Even if the thought of the person self-harming causes you to feel uncomfortable, try to understand what the issues behind the feelings may be and how you can support that person to find more positive ways of coping with their pain.

Coping Strategies for the Self-Harmer are:

  • Counselling
  • Regular exercise
  • Stress-management
  • Personal expression through writing, painting or music
  • Relaxation therapy
  • Yoga and meditation
  • Avoiding high risk situations
  • Social and community support networks
  • Improving social skills such as assertiveness training
  • For more information, discuss aversion therapy with your therapist.

Self harm can be through direct and indirect means.

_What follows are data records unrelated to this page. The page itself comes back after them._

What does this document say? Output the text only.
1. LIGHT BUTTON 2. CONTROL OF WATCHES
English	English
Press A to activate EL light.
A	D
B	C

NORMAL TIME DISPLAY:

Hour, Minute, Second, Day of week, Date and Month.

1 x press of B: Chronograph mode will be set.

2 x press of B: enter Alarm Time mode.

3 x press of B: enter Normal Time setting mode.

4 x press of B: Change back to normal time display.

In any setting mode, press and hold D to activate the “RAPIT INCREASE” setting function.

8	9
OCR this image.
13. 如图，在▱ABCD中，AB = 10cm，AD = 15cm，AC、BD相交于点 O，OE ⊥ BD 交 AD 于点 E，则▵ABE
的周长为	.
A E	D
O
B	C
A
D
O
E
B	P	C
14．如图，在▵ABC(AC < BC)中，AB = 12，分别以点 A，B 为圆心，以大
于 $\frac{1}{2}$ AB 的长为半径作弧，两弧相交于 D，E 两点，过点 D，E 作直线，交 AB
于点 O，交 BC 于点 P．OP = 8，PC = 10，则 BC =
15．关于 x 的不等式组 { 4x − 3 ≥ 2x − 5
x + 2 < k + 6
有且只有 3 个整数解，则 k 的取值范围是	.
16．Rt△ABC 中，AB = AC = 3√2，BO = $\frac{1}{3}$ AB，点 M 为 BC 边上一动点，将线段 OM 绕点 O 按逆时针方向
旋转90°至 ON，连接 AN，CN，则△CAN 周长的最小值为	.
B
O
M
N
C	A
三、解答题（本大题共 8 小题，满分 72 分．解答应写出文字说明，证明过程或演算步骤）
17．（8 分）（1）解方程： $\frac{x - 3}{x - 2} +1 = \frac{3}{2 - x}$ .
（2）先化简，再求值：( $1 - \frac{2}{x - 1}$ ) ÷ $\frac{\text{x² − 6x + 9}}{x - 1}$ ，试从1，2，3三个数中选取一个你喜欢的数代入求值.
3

Examples of direct self harm is:

  • Cutting the skin with knives or any sharp object
  • Burning the skin
  • Hitting the body with an object or fists (like punching the wall)
  • Deliberately falling when doing something like extreme sports
  • Picking at skin
  • Swallowing pills or sharp objects
  • Pulling at hair

Indirect self harm examples are:

  • Alcoholism
  • Being non-treatment compliant
  • Failing to seek required medical help
  • Eating disorders
  • Drug addictions

What are the treatment options?

  • Psychological intervention and/or counselling
  • Learning other forms of effective coping techniques
  • Understanding and support from family, friends and doctors
  • Medical treatment for the physical injuries
  • Until the self-harming behaviour is under control, consider leaving adequate supplies of first aid equipment in the home, such as bandages and antiseptic solution.